Masalahnya, hingga saat ini BPOM tidak mengeluarkan izin edar rokok elektrik. Kepala BPOM, Penny Kusumastuti Lukito menegaskan tidak mengeluarkan izin edar vape atau rokok elektronik karena kandungan zat berbahaya yang terkandung dalam likuid.
Begitu pula dengan Kementerian Kesehatan yang belum merekomendasikan izin produk, lantaran mengacu pada keputusan Badan Kesehatan Dunia (World Health Organization atau WHO) menyatakan bahwa rokok elektrik sama bahayanya dengan rokok konvensional.
Ketua Bidang Organisasi Asosiasi Personal Vaporizer Indonesia (APVI) Garindra Kartasasmita mengaku Permendag tersebut dalam status ditangguhkan, tetapi belum dicabut. Situasi itu, ujarnya, menimbulkan kerancuan di antara penegak hukum dengan importir vape.
“Di lapangan kami temukan penegak hukum meminta surat rekomendasi tersebut ke importir-importir kami. Alasannya adalah yang sudah diregulasikan oleh Bea dan Cukai baru untuk likuid saja, sementara devicenya belum,” ujarnya.
Terkait hal ini, Menteri Perdagangan Republik Indonesia Enggartiasto Lukita menyatakan Kementerian Perdagangan telah menerima surat dari Kemenko Perekonomian untuk tidak memberlakukan terlebih dahulu Permendag tersebut. Selain itu Permendag nomor 84 tahun 2017 terkait Ketentuan Impor Tembakau juga statusnya dalam penangguhan. Akibatnya, Kementerian tidak dapat melakukan razia terhadap produk impor tersebut.

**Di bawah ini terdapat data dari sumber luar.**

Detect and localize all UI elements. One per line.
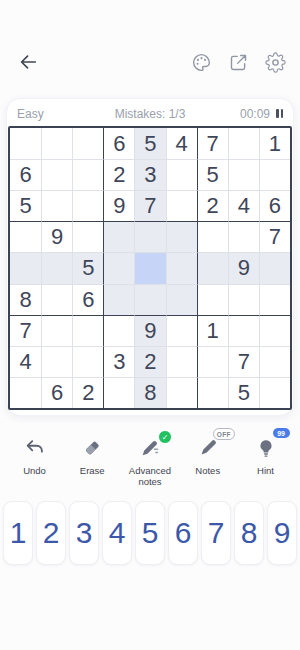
board-cell-r4c3[interactable] xyxy=(72,221,103,252)
board-cell-r1c6[interactable]: 4 xyxy=(166,128,197,159)
board-cell-r8c4[interactable]: 3 xyxy=(103,346,134,377)
board-cell-r6c3[interactable]: 6 xyxy=(72,284,103,315)
board-cell-r7c6[interactable] xyxy=(166,315,197,346)
board-cell-r5c7[interactable] xyxy=(197,252,228,283)
board-cell-r3c5[interactable]: 7 xyxy=(134,190,165,221)
board-cell-r8c1[interactable]: 4 xyxy=(10,346,41,377)
board-cell-r6c6[interactable] xyxy=(166,284,197,315)
board-cell-r6c4[interactable] xyxy=(103,284,134,315)
share-button[interactable] xyxy=(227,51,249,73)
lightbulb-icon xyxy=(255,437,277,459)
board-cell-r4c2[interactable]: 9 xyxy=(41,221,72,252)
erase-label: Erase xyxy=(80,466,105,477)
board-cell-r9c3[interactable]: 2 xyxy=(72,377,103,408)
board-cell-r2c5[interactable]: 3 xyxy=(134,159,165,190)
board-cell-r2c4[interactable]: 2 xyxy=(103,159,134,190)
mistakes-counter: Mistakes: 1/3 xyxy=(95,107,205,121)
board-cell-r9c8[interactable]: 5 xyxy=(228,377,259,408)
board-cell-r2c9[interactable] xyxy=(259,159,290,190)
theme-palette-button[interactable] xyxy=(190,51,212,73)
header-icons xyxy=(190,51,286,73)
back-arrow-icon xyxy=(17,51,39,73)
board-cell-r5c5[interactable] xyxy=(134,252,165,283)
header xyxy=(0,0,300,98)
board-cell-r9c7[interactable] xyxy=(197,377,228,408)
settings-button[interactable] xyxy=(264,51,286,73)
board-cell-r5c4[interactable] xyxy=(103,252,134,283)
board-cell-r1c9[interactable]: 1 xyxy=(259,128,290,159)
board-cell-r9c4[interactable] xyxy=(103,377,134,408)
difficulty-label: Easy xyxy=(17,107,95,121)
board-cell-r4c9[interactable]: 7 xyxy=(259,221,290,252)
board-cell-r3c3[interactable] xyxy=(72,190,103,221)
board-cell-r7c7[interactable]: 1 xyxy=(197,315,228,346)
notes-off-badge: OFF xyxy=(213,428,235,440)
eraser-icon xyxy=(81,437,103,459)
board-cell-r7c3[interactable] xyxy=(72,315,103,346)
board-cell-r1c5[interactable]: 5 xyxy=(134,128,165,159)
undo-button[interactable]: Undo xyxy=(6,436,63,488)
board-cell-r2c3[interactable] xyxy=(72,159,103,190)
game-card: Easy Mistakes: 1/3 00:09 654716235597246… xyxy=(6,98,294,416)
palette-icon xyxy=(191,52,212,73)
numpad-key-8[interactable]: 8 xyxy=(234,501,264,565)
board-cell-r8c2[interactable] xyxy=(41,346,72,377)
board-cell-r8c6[interactable] xyxy=(166,346,197,377)
numpad-key-1[interactable]: 1 xyxy=(3,501,33,565)
board-cell-r7c2[interactable] xyxy=(41,315,72,346)
undo-label: Undo xyxy=(23,466,46,477)
hint-label: Hint xyxy=(257,466,274,477)
undo-icon xyxy=(24,437,46,459)
board-cell-r9c1[interactable] xyxy=(10,377,41,408)
board-cell-r2c6[interactable] xyxy=(166,159,197,190)
board-cell-r7c9[interactable] xyxy=(259,315,290,346)
notes-button[interactable]: OFF Notes xyxy=(179,436,236,488)
advanced-notes-label: Advanced notes xyxy=(122,466,179,488)
board-cell-r6c9[interactable] xyxy=(259,284,290,315)
pause-button[interactable] xyxy=(276,109,283,118)
board-cell-r8c5[interactable]: 2 xyxy=(134,346,165,377)
board-cell-r4c8[interactable] xyxy=(228,221,259,252)
numpad-key-4[interactable]: 4 xyxy=(102,501,132,565)
sudoku-board: 65471623559724697598679143276285 xyxy=(8,126,292,410)
board-cell-r8c9[interactable] xyxy=(259,346,290,377)
board-cell-r9c2[interactable]: 6 xyxy=(41,377,72,408)
board-cell-r5c9[interactable] xyxy=(259,252,290,283)
board-cell-r4c1[interactable] xyxy=(10,221,41,252)
board-cell-r7c1[interactable]: 7 xyxy=(10,315,41,346)
numpad-key-3[interactable]: 3 xyxy=(69,501,99,565)
board-cell-r4c6[interactable] xyxy=(166,221,197,252)
erase-button[interactable]: Erase xyxy=(64,436,121,488)
board-cell-r1c7[interactable]: 7 xyxy=(197,128,228,159)
numpad-key-9[interactable]: 9 xyxy=(267,501,297,565)
board-cell-r2c8[interactable] xyxy=(228,159,259,190)
board-cell-r3c6[interactable] xyxy=(166,190,197,221)
board-cell-r3c2[interactable] xyxy=(41,190,72,221)
status-bar: Easy Mistakes: 1/3 00:09 xyxy=(7,99,293,126)
board-cell-r1c2[interactable] xyxy=(41,128,72,159)
board-cell-r3c9[interactable]: 6 xyxy=(259,190,290,221)
advanced-notes-on-badge: ✓ xyxy=(158,430,172,444)
board-cell-r2c2[interactable] xyxy=(41,159,72,190)
board-cell-r8c7[interactable] xyxy=(197,346,228,377)
board-cell-r8c8[interactable]: 7 xyxy=(228,346,259,377)
timer: 00:09 xyxy=(240,107,270,121)
board-cell-r9c9[interactable] xyxy=(259,377,290,408)
board-cell-r3c7[interactable]: 2 xyxy=(197,190,228,221)
share-icon xyxy=(228,52,249,73)
board-cell-r7c4[interactable] xyxy=(103,315,134,346)
board-cell-r2c7[interactable]: 5 xyxy=(197,159,228,190)
board-cell-r5c1[interactable] xyxy=(10,252,41,283)
board-cell-r7c5[interactable]: 9 xyxy=(134,315,165,346)
board-cell-r7c8[interactable] xyxy=(228,315,259,346)
board-cell-r5c6[interactable] xyxy=(166,252,197,283)
notes-label: Notes xyxy=(195,466,220,477)
hint-button[interactable]: 99 Hint xyxy=(237,436,294,488)
board-cell-r6c1[interactable]: 8 xyxy=(10,284,41,315)
numpad-key-2[interactable]: 2 xyxy=(36,501,66,565)
board-cell-r1c4[interactable]: 6 xyxy=(103,128,134,159)
board-cell-r4c4[interactable] xyxy=(103,221,134,252)
board-cell-r5c8[interactable]: 9 xyxy=(228,252,259,283)
gear-icon xyxy=(265,52,286,73)
board-cell-r3c1[interactable]: 5 xyxy=(10,190,41,221)
numpad-key-5[interactable]: 5 xyxy=(135,501,165,565)
board-cell-r3c8[interactable]: 4 xyxy=(228,190,259,221)
board-cell-r6c8[interactable] xyxy=(228,284,259,315)
back-button[interactable] xyxy=(14,48,42,76)
numpad: 123456789 xyxy=(0,501,300,565)
board-cell-r5c2[interactable] xyxy=(41,252,72,283)
advanced-notes-pencil-icon xyxy=(139,437,161,459)
board-cell-r9c5[interactable]: 8 xyxy=(134,377,165,408)
board-cell-r8c3[interactable] xyxy=(72,346,103,377)
board-cell-r1c1[interactable] xyxy=(10,128,41,159)
notes-pencil-icon xyxy=(197,437,219,459)
board-cell-r4c5[interactable] xyxy=(134,221,165,252)
board-cell-r6c2[interactable] xyxy=(41,284,72,315)
toolbar: Undo Erase ✓ Advanced notes xyxy=(0,436,300,488)
board-cell-r1c3[interactable] xyxy=(72,128,103,159)
board-cell-r1c8[interactable] xyxy=(228,128,259,159)
numpad-key-6[interactable]: 6 xyxy=(168,501,198,565)
board-cell-r9c6[interactable] xyxy=(166,377,197,408)
board-cell-r3c4[interactable]: 9 xyxy=(103,190,134,221)
board-cell-r5c3[interactable]: 5 xyxy=(72,252,103,283)
board-cell-r4c7[interactable] xyxy=(197,221,228,252)
hint-count-badge: 99 xyxy=(273,428,290,438)
board-cell-r6c5[interactable] xyxy=(134,284,165,315)
advanced-notes-button[interactable]: ✓ Advanced notes xyxy=(122,436,179,488)
board-cell-r2c1[interactable]: 6 xyxy=(10,159,41,190)
numpad-key-7[interactable]: 7 xyxy=(201,501,231,565)
board-cell-r6c7[interactable] xyxy=(197,284,228,315)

“Menko Perekonomian menyebut akan dirapatkan terlebih dahulu. Jadi saya tidak mencabut kedua permendag itu. Jadi sebenarnya vape itu tidak melanggar, tetapi juga tidak diatur. Tunggu saja dari Pak Menko (Darmin Nasution),” ungkap Enggar di sela-sela forum The 16th China-ASEAN Expo (CAEXPO) dan The 16th China-ASEAN Business and Investment Summit (CABIS), Minggu (22/9/2019).
“Bolanya ada di Kemenko Perekonomian. Vape tetap beredar karena kan dipungut cukai. Jadi masih sah,” tambah
Enggar menjelaskan Permendag 84/2017 berisi tentang pembatasan dan persyaratan, karena di dalamnya diatur mengenai syarat memasukkan tembakau, yaitu boleh impor sepanjang tidak ada di Indonesia dan pabrik memang masih mengalami kekurangan pasokan meski sudah mengambil tembakau dari petani. Adapun Permendag 86/2017 mengatur proses masuk dan izin edar vape.
“Aturan ini muncul karena ada keluhan dan kekhawatiran dari petani tembakau di Temanggung. Selain itu, kalo impor vape kan tidak ada yang dipakai tembakaunya, cengkeh sampai kertasnya. Vape bisa masuk kalau sudah ada izin dari Kementerian Kesehatan dan BPOM. Kalau menyangkut kesehatan harusnya ya melalui kedua institusi itu,” jelas Enggar.
Bola panas itu kini bergulir di meja Kementerian Koordinator Perekonomian Republik Indonesia. Pasalnya, potensi cukai dari vape juga tidak bisa dianggap sebelah mata. Pemerintah pernah memperkirakan potensi penerimaan cukai HPTL bisa mencapai Rp2-3 triliun.
Hitungannya, potensi penjualan HPTL bagi rokok elektrik di pasaran mencapai Rp5-6 triliun. Dengan pengenaan cukai sebesar 57 persen, potensi penerimaan cukai dari HPTL tersebut bisa berada pada kisaran Rp2-3 triliun.